In agreement with this hypothesis, we can note that the main conditions for the occurrence of the V˙o 2 slow component were reached for the respiratory muscles, at least in the loaded condition. First, there is little doubt that the subjects of the present study performed at a severe respiratory muscle work rate with the inspiratory resistance of 15 cmH2O, sinceV˙e reached 120 l/min (Fig. 4). Although the esophageal pressure was not measured directly to avoid invasive instrumentation, in similar conditions of heavy exercise and with an inspiratory resistance of 6–7 cmH2O, the Wb measured directly from the esophageal pressure-volume loop increased to 128–157% of the control at peak inspiration (23,24).
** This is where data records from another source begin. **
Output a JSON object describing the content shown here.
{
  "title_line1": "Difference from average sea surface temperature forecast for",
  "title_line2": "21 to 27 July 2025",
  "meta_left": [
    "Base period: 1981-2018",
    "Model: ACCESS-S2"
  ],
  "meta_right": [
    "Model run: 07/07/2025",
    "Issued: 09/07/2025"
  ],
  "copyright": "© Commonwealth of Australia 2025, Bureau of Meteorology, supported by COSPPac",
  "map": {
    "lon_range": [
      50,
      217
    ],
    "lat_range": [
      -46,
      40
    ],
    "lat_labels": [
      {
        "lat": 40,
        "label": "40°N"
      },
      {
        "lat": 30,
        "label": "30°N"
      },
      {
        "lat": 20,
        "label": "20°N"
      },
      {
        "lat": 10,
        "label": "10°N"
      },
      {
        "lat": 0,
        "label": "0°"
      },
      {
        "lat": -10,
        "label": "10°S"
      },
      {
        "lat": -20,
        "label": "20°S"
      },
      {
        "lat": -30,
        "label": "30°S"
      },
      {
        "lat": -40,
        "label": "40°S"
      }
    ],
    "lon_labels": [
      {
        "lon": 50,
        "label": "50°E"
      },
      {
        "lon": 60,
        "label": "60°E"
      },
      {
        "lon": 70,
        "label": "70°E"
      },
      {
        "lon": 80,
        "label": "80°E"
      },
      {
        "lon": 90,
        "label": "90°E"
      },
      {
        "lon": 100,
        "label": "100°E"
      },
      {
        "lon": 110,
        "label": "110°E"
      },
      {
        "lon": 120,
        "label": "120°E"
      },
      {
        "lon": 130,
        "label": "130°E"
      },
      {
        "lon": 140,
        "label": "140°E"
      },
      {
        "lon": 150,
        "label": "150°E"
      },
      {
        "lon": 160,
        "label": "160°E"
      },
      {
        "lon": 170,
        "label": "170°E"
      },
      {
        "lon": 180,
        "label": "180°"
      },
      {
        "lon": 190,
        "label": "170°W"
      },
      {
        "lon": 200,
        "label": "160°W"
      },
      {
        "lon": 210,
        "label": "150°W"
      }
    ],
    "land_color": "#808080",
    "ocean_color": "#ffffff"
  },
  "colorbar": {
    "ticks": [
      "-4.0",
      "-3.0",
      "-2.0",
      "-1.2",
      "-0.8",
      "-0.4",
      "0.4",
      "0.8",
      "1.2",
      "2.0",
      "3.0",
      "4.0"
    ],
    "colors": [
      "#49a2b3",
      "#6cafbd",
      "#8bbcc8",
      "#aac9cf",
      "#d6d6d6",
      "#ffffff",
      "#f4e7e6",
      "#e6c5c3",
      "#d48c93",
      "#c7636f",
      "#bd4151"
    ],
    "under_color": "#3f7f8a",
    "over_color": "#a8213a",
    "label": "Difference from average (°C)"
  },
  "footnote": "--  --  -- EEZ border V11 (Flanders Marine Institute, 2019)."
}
Second, as for the lower limb muscles, the myosin heavy chain isoform composition of the respiratory muscle is mixed (34, 41). The main mechanism currently advanced to explain the slow component ofV˙o 2 (6, 7, 12), i.e., a progressive recruitment of fast-twitch fibers, cannot ruled out for the respiratory muscles. In agreement with the Henneman et al. (27) law of motor unit recruitment, the slow-twitch fibers of the respiratory muscles that are mainly engaged at the beginning of exercise are likely to progressively reach a fatigued state, and new motor units are recruited to maintain the constant power output. It is not necessary to assume that the newly recruited fibers, mainly in the fast-twitch fiber pool, are less economic because 1) the great number of required active fibers implies substantial ATPase activity at least regarding the work of the Na+-K+ and Ca2+ pumps against concentration gradients and 2) fast-twitch fibers display a higher optimal shortening velocity than slow-twitch fibers. On isolated human skeletal muscle fibers containing different myosin isoforms, He et al. (26) showed that the maximum efficiency was reached at a higher speed of shortening for the faster fibers. It follows that the newly recruited fast fibers must work in unfavorable conditions.
In conclusion, as hypothesized, the addition of inspiratory resistance provoked a proportional increase inV˙o 2 throughout exercise, supporting the role of the increase in V˙e during phase III in the development of the V˙o 2 slow component. The original finding of the present study was the marked increase (27%; P < 0.01) of theV˙o 2 slow-component amplitude with the addition of inspiratory resistance, whereas no significant differences in V˙e and ventilatory parameters were found between the two experimental conditions during phase III. It seems that the respiratory muscles behave like the limb muscles; they are likely to display a V˙o 2 slow component.